Scale can be a problem for the user even with small data, because we as humans cannot really work with large data sets—our heads don’t do that. We need computational aids to look at more than a screenful of data. So, when you look at a table that is spread over 20 screens—which is only a few kilobytes of data!—you will not be able to keep it in context in your head. So, all the problems on a human scale happen already with very small scales of data. And they, as much as big data sets, challenge us in a bunch of ways to be able to do what we want, raising the questions: how do I know what’s in here and how will I make sure that what’s in here is appropriate to my task? This happens even on a very modest scale. So those questions should be present in everyone’s mind.

“You always need to be asking what’s missing. And small data kind of drives us to that question right away, which I think is great.”

And when you’re working with small data you almost always ask the question: what am I missing? Which is the question that you may forget to ask if you have this giant dataset. Which is a problem, because no dataset covers all the data that could have been generated by a specific phenomenon in the world. Even with banking transactions you probably don’t have all the transaction scenarios from the beginning of time. So, you can take these very humble computerized tasks, and you can still not get the complete data. You always need to be asking what’s missing. And small data kind of drives us to that question right away, which I think is great.

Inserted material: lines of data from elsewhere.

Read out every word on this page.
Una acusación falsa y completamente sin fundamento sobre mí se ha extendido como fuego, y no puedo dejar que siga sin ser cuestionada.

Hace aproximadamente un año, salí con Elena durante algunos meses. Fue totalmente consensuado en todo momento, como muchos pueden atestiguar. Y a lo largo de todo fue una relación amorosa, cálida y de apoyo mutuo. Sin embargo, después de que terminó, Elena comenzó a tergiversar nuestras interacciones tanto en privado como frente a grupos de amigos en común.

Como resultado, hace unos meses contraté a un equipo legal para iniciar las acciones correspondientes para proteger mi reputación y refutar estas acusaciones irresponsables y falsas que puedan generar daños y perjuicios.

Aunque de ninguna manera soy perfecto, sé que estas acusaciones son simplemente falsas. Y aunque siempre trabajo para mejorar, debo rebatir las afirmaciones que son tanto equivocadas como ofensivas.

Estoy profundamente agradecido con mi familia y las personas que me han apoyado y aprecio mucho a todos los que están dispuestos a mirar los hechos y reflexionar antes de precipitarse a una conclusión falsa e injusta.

And in Trifacta, we start by giving people a small sample of their data set, even if the full set is large, because they can then interact with the data quickly and hypothesize about what they will find. They can try out different transformations to see what they get. And all of that happens at the speed of thought rather than at the speed of some gigantic computing task. We have an architecture that is called “sample to scale”, where we give you a sample to work on and then, when you believe that the work you’ve done is the right task for the whole data set, we compile it down to a job you can run on a big data platform. That’s a computer science compiler problem that we’re handling for you, and then running the job is a back-end systems problem handled by infrastructure. But the hard part of your job is the exploration and transformation work you do on the sample, in order to get it into shape.

So, we’re very much on board with the idea that even with large data sets you want to “go little” in order to get that fluidity: experimentation and exploration. So, I think it’s a wonderful theme.

And lastly: why is SDS important and what do these conferences bring to the community?

I think it’s really important for practitioners, technologists and researchers to be together in a dialogue about what matters and what innovations can do to help. I think when research has been done in a vacuum, sometimes you get innovations that aren’t really great for people to use—people can’t adopt the technology because it is too hard to use or too generally focused. The feedback from practice to research is to let researchers understand what holds people back from getting value out of data and that’s critical to the research effort.

“And in my own work in particular I’m very informed by practitioners, with the idea that innovation in computer science may be about helping practitioners do their jobs better as opposed to creating things from scratch that nobody asked for.”

At the same time, there’s a lot of creative work that goes on in R&D in both universities and companies that practitioners can learn from. I see it very much as a two-way street. And in my own work in particular I’m very informed by practitioners, with the idea that innovation in computer science may be about helping practitioners do their jobs better as opposed to creating things from scratch that nobody asked for. That dialogue can be quite healthy.